Between looking for good pictures, I wanted to find a certain kind of beach stone that I'd taken a liking to. I'd brought home a small pile last spring after walking the beach with some friends.
I'd picked up a smooth pink stone banded round its center with a stripe of white quartz. "I love this," I'd said, and during our walk my friends stuffed striped stones in my pockets.
I'd returned home to a husband who didn't share my excitement.
"Look at these!" I said.
"Rocks with stripes." It was a flat statement.
"But don't you think they're kind of cool? This is going to be my next collection. Look at this one." I like emotion in my conversations. Bruce gives "just the facts, M' am."

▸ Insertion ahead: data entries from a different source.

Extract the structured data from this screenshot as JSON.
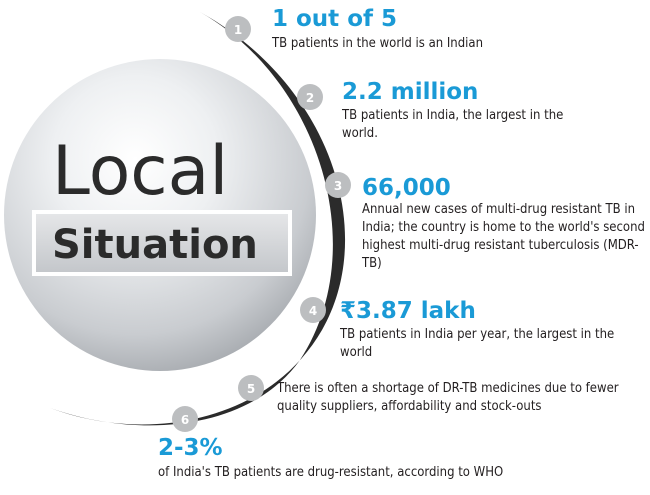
{
  "title": {
    "line1": "Local",
    "line2": "Situation"
  },
  "colors": {
    "accent": "#1a9ad6",
    "badge": "#bcbec0",
    "arc": "#2b2b2b",
    "text": "#231f20"
  },
  "points": [
    {
      "number": "1",
      "headline": "1 out of 5",
      "text": "TB patients in the world is an Indian"
    },
    {
      "number": "2",
      "headline": "2.2 million",
      "text": "TB patients in India, the largest in the world."
    },
    {
      "number": "3",
      "headline": "66,000",
      "text": "Annual new cases of multi-drug resistant TB in India; the country is home to the world's second highest multi-drug resistant tuberculosis (MDR-TB)"
    },
    {
      "number": "4",
      "headline": "₹3.87 lakh",
      "text": "TB patients in India per year, the largest in the world"
    },
    {
      "number": "5",
      "headline": "",
      "text": "There is often a shortage of DR-TB medicines due to fewer quality suppliers, affordability and stock-outs"
    },
    {
      "number": "6",
      "headline": "2-3%",
      "text": "of India's TB patients are drug-resistant, according to WHO"
    }
  ]
}
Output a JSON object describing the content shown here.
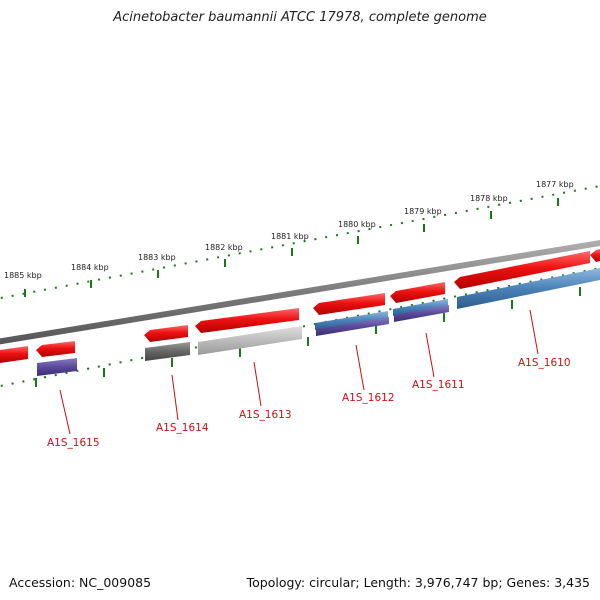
{
  "title": "Acinetobacter baumannii ATCC 17978, complete genome",
  "footer": {
    "accession": "Accession: NC_009085",
    "summary": "Topology: circular; Length: 3,976,747 bp; Genes: 3,435"
  },
  "colors": {
    "backbone": "#7a7a7a",
    "cds": "#ee1111",
    "tick": "#1a7a1a",
    "label": "#cc1111",
    "blue": "#4a82b8",
    "purple": "#5b4a9a",
    "dark_gray": "#666666",
    "light_gray": "#bbbbbb"
  },
  "scale_labels": [
    "1885 kbp",
    "1884 kbp",
    "1883 kbp",
    "1882 kbp",
    "1881 kbp",
    "1880 kbp",
    "1879 kbp",
    "1878 kbp",
    "1877 kbp"
  ],
  "gene_labels": [
    "A1S_1615",
    "A1S_1614",
    "A1S_1613",
    "A1S_1612",
    "A1S_1611",
    "A1S_1610"
  ]
}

"Are we going to have these all over the house now?" he asks in an aggrieved tone, as If I *have* "things all over the house."
"Why would I put rocks "all over the house?" I ask. In a huff, I take my rocks and arrange them in a basket on my desk. I really like them, but every time I look at them I remember Bruce's reaction.
Today in addition to twenty pictures of a wintry beach, I came home with eight stones.
Choosing them was hard. At first I pocketed any stone with a stripe. I filled the pockets of my ski jacket with icy stones.
Then I set a standard for my picks: small enough to be cupped in my palm, the stripe had to circumscribe the rock, and it had to be more that a pencil line wide. I dumped some back onto the beach. Then I gave myself permission to break my own guidelines. Some rule breakers were best of all, like the big one I found when I'd stopped looking.
Some rules were made to break. Especially my own.